A Unity-based simulation platform for training and evaluating reinforcement-learning agents
in robotic manipulation and warehouse AMR navigation tasks.
VTPRL connects a Unity physics simulator with Python gym environments over gRPC for end-to-end robot learning. The Unity side handles rigid-body physics, rendering, and sensor simulation while the Python side provides gym-compatible environments, RL training via Stable-Baselines3 (e.g., PPO), inverse kinematics via DART, autonomous navigation planning (A* + DWA/DWB), live task monitoring, full-episode data-trace recording, and cross-language step profiling.

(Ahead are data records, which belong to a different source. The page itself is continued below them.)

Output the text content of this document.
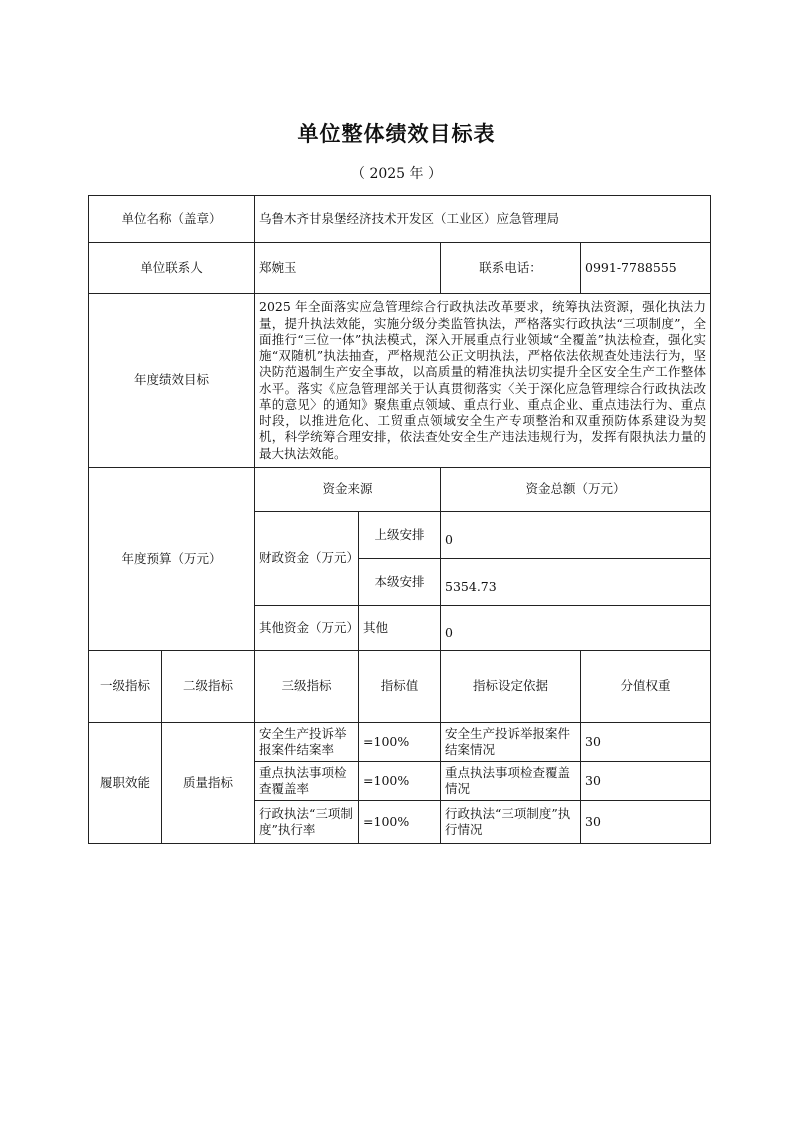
单位整体绩效目标表
（ 2025 年 ）
单位名称（盖章）		乌鲁木齐甘泉堡经济技术开发区（工业区）应急管理局			
单位联系人		郑婉玉		联系电话：	0991-7788555
年度绩效目标		2025 年全面落实应急管理综合行政执法改革要求，统筹执法资源，强化执法力量，提升执法效能，实施分级分类监管执法，严格落实行政执法“三项制度”，全面推行“三位一体”执法模式，深入开展重点行业领域“全覆盖”执法检查，强化实施“双随机”执法抽查，严格规范公正文明执法，严格依法依规查处违法行为，坚决防范遏制生产安全事故，以高质量的精准执法切实提升全区安全生产工作整体水平。落实《应急管理部关于认真贯彻落实〈关于深化应急管理综合行政执法改革的意见〉的通知》聚焦重点领域、重点行业、重点企业、重点违法行为、重点时段，以推进危化、工贸重点领域安全生产专项整治和双重预防体系建设为契机，科学统筹合理安排，依法查处安全生产违法违规行为，发挥有限执法力量的最大执法效能。			
年度预算（万元）		资金来源		资金总额（万元）	
		财政资金（万元）	上级安排	0	
			本级安排	5354.73	
		其他资金（万元）	其他	0	
一级指标	二级指标	三级指标	指标值	指标设定依据	分值权重
履职效能	质量指标	安全生产投诉举报案件结案率	=100%	安全生产投诉举报案件结案情况	30
		重点执法事项检查覆盖率	=100%	重点执法事项检查覆盖情况	30
		行政执法“三项制度”执行率	=100%	行政执法“三项制度”执行情况	30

- Multi-robot warehouse navigation — SAFELOG S2 AMRs with laser scan, NavMesh-based occupancy grids, A* global planning, and DWA/DWB local trajectory planning
- Manipulator task-space control — Kuka IIWA 14 (7-DoF), and SO-100 (5-DoF) with DART inverse kinematics and optional grippers
- Vectorised training — parallel environments with Stable-Baselines3
VecEnvinterface for scalable PPO training - Four transport modes —
GRPC,GRPC_NRP,GRPC_BIN(MessagePack),GRPC_SHM(shared-memory ring buffer) - Data-trace recording — telemetry channels (laser, images, occupancy, planner paths, item/obstacle poses, etc.) saved to NPZ + JSONL in a dedicated process
- Offline trace playback — replay recorded episodes through the task monitor without the simulator
- Live task monitoring — real-time web dashboard (FastAPI + WebSocket + Plotly.js) or desktop GUI (PySide2)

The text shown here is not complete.